Les Morvandiaux : trois histoires dans un village

28 min
À retrouver dans l'émission

Dans le village de la Tagnière en Saône-et-Loire, Marc raconte comment il a sauvé et adopté un sanglier. Martine tient aujourd'hui l'épicerie du village, mais un jour elle était championne de catch en pleine guerre du Liban. Jeanne se souvient être devenue mère trop tôt.

Village de la Tagnière
Village de la Tagnière Crédits : Léa Minod

La Tagnière est un village au Sud du Morvan habité par 237 personnes. On y trouve une école, un café associatif, une épicerie, une auberge, une église… C’est un village comme tous les microcosmes avec de gentilles rancœurs et des vieilles rumeurs, des bruits qui se diffusent à la vitesse du vent, des événements qui retentissent longtemps et des vieux qui se souviennent de tout. 
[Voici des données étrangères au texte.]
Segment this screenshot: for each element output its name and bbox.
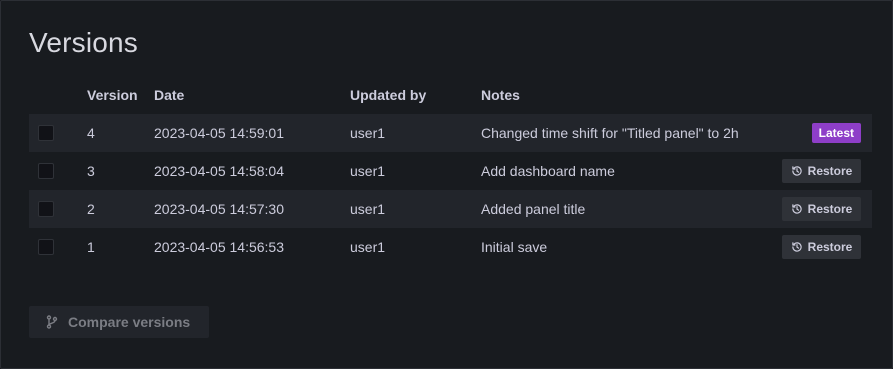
restore-button-label: Restore	[807, 240, 853, 254]
restore-button[interactable]: Restore	[782, 197, 861, 221]
page-title: Versions	[29, 27, 138, 58]
version-user: user1	[350, 163, 386, 179]
version-number: 2	[87, 201, 95, 217]
column-header-notes: Notes	[481, 87, 520, 103]
version-number: 3	[87, 163, 95, 179]
table-row: 3 2023-04-05 14:58:04 user1 Add dashboar…	[29, 152, 872, 190]
version-number: 4	[87, 125, 95, 141]
restore-button[interactable]: Restore	[782, 159, 861, 183]
history-icon	[791, 166, 802, 176]
version-notes: Add dashboard name	[481, 163, 615, 179]
version-user: user1	[350, 239, 386, 255]
history-icon	[791, 242, 802, 252]
table-row: 2 2023-04-05 14:57:30 user1 Added panel …	[29, 190, 872, 228]
table-row: 4 2023-04-05 14:59:01 user1 Changed time…	[29, 114, 872, 152]
history-icon	[791, 204, 802, 214]
restore-button-label: Restore	[807, 202, 853, 216]
version-notes: Initial save	[481, 239, 548, 255]
version-number: 1	[87, 239, 95, 255]
version-date: 2023-04-05 14:59:01	[154, 125, 284, 141]
code-branch-icon	[46, 315, 58, 329]
version-user: user1	[350, 201, 386, 217]
restore-button[interactable]: Restore	[782, 235, 861, 259]
versions-panel: Versions Version Date Updated by Notes 4…	[0, 0, 893, 369]
versions-table: 4 2023-04-05 14:59:01 user1 Changed time…	[29, 114, 872, 266]
column-header-date: Date	[154, 87, 185, 103]
version-user: user1	[350, 125, 386, 141]
column-header-updated-by: Updated by	[350, 87, 427, 103]
column-header-version: Version	[87, 87, 138, 103]
version-date: 2023-04-05 14:58:04	[154, 163, 284, 179]
version-checkbox[interactable]	[38, 201, 54, 217]
restore-button-label: Restore	[807, 164, 853, 178]
compare-versions-button[interactable]: Compare versions	[29, 306, 209, 338]
version-checkbox[interactable]	[38, 239, 54, 255]
version-checkbox[interactable]	[38, 125, 54, 141]
version-date: 2023-04-05 14:57:30	[154, 201, 284, 217]
version-date: 2023-04-05 14:56:53	[154, 239, 284, 255]
table-header: Version Date Updated by Notes	[29, 87, 872, 107]
version-notes: Changed time shift for "Titled panel" to…	[481, 125, 739, 141]
latest-badge: Latest	[811, 123, 861, 143]
version-checkbox[interactable]	[38, 163, 54, 179]
table-row: 1 2023-04-05 14:56:53 user1 Initial save…	[29, 228, 872, 266]
compare-versions-label: Compare versions	[68, 314, 191, 330]
version-notes: Added panel title	[481, 201, 586, 217]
Marc raconte comment il a adopté un sanglier alors qu’il était parti pour chasser ! 

"Je vais à la chasse, ce n’est pas forcément pour tuer ! C’est pour voir les bêtes vivre en liberté !"

"Alors, on était devenu sa mère ! Et il a poussé comme un champignon ; les chiens de chasse et mon petit-fils jouaient avec Juliette-le-sanglier"

Martine tient aujourd'hui l'épicerie du village, mais dans les années 1980, elle était championne de catch en pleine guerre du Liban. En début de carrière, elle conserve son patronyme : Martine Métro ; quelques années plus tard, elle prend un pseudo : Shirley Nolan ! Elle nous raconte ses entraînements puis ses premiers combats dans de vieux immeubles parisiens

"C’était un milieu très masculin ! on était une quinzaine de femmes, pas des bimbos ! Faire du catch, ça me défoulait. Je sortais de mon travail à la crèche et je venais m’entraîner !"

En 1984, les frères Mansour lui proposent de monter sur le ring au Liban. Les catcheurs arrivent au stade en pleine guerre du Liban ! 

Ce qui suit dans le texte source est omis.